Sooner or later, any gardener living in Connecticut, especially in our southwest corner of the state, has a day of reckoning with the ledge and boulders lying just beneath the surface of the soil. Sandi Blaze, on Nod Hill Road in Wilton, has found a beautiful way of using the natural stone as a prominent feature in her spectacular garden.
Set on top of a hill, Sandis elegant home is faced with local stone, which gives a hint to the rocky nature of her property. Instead of fighting the ledge and rocks, Sandi has worked these natural landscaping features into her garden design with staggered terraces, stone pathways and steps, many built by her father Charlie Blaze, as well as a large tract of exposed ledge covered with natural moss and lichen.
The hilly areas around Streets Pond, the reservoir between Nod Hill and Olmstead Hill, were once covered in apple trees. Several beautiful old gnarled trees still grow down at the bottom of Sandis garden, below the terraced beds, together with newer peach trees and a hedge of blueberry bushes.

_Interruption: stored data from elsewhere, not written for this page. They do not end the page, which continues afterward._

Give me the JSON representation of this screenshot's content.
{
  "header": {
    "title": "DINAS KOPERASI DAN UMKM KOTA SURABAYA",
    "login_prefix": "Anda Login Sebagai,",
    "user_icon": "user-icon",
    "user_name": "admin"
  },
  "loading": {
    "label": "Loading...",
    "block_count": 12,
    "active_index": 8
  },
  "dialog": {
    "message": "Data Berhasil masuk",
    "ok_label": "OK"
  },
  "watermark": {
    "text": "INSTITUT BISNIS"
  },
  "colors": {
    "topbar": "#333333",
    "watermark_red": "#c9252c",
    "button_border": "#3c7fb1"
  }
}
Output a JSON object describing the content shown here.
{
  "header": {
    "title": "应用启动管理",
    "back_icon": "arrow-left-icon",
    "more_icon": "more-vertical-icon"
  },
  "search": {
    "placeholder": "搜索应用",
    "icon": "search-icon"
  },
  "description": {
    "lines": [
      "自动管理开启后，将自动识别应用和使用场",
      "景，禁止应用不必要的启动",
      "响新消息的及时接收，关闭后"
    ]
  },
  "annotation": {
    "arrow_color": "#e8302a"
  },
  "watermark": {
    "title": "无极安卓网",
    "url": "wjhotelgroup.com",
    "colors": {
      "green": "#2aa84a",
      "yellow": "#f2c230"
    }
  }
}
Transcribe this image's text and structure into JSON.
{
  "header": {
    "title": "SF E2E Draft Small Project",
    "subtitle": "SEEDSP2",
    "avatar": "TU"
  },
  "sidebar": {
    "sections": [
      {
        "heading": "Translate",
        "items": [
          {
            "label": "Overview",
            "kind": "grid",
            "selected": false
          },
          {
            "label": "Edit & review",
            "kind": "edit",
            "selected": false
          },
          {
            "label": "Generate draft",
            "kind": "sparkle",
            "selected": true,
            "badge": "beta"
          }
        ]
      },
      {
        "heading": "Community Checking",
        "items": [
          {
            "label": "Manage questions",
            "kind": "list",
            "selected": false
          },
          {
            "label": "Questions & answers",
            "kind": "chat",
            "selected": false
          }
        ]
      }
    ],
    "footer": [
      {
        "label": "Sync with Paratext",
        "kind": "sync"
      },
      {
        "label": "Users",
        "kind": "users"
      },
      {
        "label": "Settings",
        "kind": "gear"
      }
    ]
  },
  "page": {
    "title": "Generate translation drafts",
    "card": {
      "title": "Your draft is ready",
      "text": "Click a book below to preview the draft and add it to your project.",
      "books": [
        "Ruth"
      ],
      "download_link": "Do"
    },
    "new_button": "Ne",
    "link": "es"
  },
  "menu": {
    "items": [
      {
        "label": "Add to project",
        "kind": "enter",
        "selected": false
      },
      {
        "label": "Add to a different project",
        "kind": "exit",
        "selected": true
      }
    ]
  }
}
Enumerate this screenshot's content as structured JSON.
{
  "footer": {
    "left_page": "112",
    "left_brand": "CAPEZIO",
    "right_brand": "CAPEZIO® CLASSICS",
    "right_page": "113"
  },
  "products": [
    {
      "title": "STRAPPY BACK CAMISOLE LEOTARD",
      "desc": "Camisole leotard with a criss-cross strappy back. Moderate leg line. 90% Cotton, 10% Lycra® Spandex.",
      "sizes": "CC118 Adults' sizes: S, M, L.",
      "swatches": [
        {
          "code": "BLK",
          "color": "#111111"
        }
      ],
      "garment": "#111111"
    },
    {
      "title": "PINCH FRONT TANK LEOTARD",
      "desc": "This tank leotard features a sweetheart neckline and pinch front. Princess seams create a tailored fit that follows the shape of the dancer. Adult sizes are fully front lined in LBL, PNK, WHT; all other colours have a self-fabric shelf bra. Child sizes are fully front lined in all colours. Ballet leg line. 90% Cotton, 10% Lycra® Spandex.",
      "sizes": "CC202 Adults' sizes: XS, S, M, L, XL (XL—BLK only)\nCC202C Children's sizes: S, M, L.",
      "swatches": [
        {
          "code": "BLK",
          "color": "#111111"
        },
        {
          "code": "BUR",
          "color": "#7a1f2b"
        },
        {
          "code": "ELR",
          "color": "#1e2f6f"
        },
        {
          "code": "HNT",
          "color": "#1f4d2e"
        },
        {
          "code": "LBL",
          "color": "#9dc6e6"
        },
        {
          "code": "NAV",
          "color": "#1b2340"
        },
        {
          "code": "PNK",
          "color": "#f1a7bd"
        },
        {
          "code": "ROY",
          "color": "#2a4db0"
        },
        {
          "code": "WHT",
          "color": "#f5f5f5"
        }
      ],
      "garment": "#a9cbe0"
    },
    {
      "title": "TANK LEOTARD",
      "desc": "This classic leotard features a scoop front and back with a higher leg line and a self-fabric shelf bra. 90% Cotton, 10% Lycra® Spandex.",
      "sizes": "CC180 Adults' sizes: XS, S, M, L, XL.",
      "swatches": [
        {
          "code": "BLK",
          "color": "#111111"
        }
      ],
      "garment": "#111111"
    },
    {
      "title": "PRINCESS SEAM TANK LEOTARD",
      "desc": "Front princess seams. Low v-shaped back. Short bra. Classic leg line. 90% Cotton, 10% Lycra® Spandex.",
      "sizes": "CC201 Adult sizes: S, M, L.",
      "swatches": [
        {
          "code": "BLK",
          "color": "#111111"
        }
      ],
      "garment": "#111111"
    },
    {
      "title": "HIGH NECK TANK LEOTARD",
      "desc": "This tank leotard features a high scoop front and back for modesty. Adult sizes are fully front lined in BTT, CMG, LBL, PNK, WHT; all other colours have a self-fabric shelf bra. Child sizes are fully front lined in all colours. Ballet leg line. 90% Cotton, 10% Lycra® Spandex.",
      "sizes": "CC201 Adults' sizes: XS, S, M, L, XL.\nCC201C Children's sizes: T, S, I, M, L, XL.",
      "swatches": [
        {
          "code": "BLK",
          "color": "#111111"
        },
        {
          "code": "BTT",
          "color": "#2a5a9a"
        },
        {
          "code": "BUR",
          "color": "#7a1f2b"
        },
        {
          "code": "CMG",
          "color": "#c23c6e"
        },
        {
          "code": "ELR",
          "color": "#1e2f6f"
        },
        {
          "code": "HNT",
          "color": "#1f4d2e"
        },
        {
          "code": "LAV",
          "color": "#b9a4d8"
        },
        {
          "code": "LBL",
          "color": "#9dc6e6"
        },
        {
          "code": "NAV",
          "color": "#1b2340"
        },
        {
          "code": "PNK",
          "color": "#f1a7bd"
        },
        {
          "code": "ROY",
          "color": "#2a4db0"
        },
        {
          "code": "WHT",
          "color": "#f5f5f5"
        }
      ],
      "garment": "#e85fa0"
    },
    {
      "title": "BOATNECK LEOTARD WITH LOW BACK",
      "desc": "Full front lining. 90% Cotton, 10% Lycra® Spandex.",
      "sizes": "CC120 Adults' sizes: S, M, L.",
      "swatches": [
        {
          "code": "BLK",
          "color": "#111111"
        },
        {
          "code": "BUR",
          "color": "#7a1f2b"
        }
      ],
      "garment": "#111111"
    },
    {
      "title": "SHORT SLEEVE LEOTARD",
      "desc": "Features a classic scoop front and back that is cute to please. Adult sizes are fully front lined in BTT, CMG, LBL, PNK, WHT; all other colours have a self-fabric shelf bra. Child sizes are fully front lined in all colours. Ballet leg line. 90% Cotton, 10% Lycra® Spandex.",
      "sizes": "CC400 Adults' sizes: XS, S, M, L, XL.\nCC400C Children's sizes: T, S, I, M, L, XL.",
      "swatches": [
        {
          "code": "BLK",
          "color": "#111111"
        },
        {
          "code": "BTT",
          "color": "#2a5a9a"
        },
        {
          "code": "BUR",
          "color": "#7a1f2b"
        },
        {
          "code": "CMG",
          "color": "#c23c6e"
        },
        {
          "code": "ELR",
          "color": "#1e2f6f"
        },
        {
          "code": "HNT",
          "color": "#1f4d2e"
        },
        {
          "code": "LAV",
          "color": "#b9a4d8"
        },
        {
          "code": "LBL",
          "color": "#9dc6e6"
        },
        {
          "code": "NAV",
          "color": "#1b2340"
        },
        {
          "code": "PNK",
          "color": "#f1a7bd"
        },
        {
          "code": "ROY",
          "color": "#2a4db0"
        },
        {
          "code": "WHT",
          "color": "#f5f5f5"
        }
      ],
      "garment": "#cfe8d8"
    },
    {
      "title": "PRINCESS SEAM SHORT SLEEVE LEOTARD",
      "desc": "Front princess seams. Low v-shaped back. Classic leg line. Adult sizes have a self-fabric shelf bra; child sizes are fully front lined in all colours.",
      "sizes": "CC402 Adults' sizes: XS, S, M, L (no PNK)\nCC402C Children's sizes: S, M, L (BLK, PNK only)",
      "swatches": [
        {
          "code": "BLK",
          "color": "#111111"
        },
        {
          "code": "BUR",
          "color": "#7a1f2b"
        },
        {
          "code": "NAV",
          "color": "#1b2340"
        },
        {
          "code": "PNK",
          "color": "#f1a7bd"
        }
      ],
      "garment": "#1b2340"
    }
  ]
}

Massive trees create natural shade gardens up near the house, where Brunnera Polychroma, also known as Jack Frost, several varieties of fern, Hosta and Astilbe thrive in the low light.
Behind the house steep terraces, held up by old retaining walls now covered in climbing Hydrangea, lead to different vistas of the garden. Flower beds line both sides of grass pathways on each terrace, and this is where youll find a riot of color, as perennials show off their colors and blossoms throughout the spring, summer and fall. Sculptures, hidden seating arrangements and a sunken pool built, of course, from rocks, provide elements of surprise among Lupines and Lady's Mantle. One of Sandi's favorite plants is Euphorbia polychroma, known more commonly as Cusion Spurge. "It's the first harbinger of spring and grows in a lovely round mound, covered in yellow flowers," she told me, pointing out where she had planted it among the Dwarf GoatsBeard. "Baptisia, or Blue Wild Indigo, is also dramatic at the back of a bed."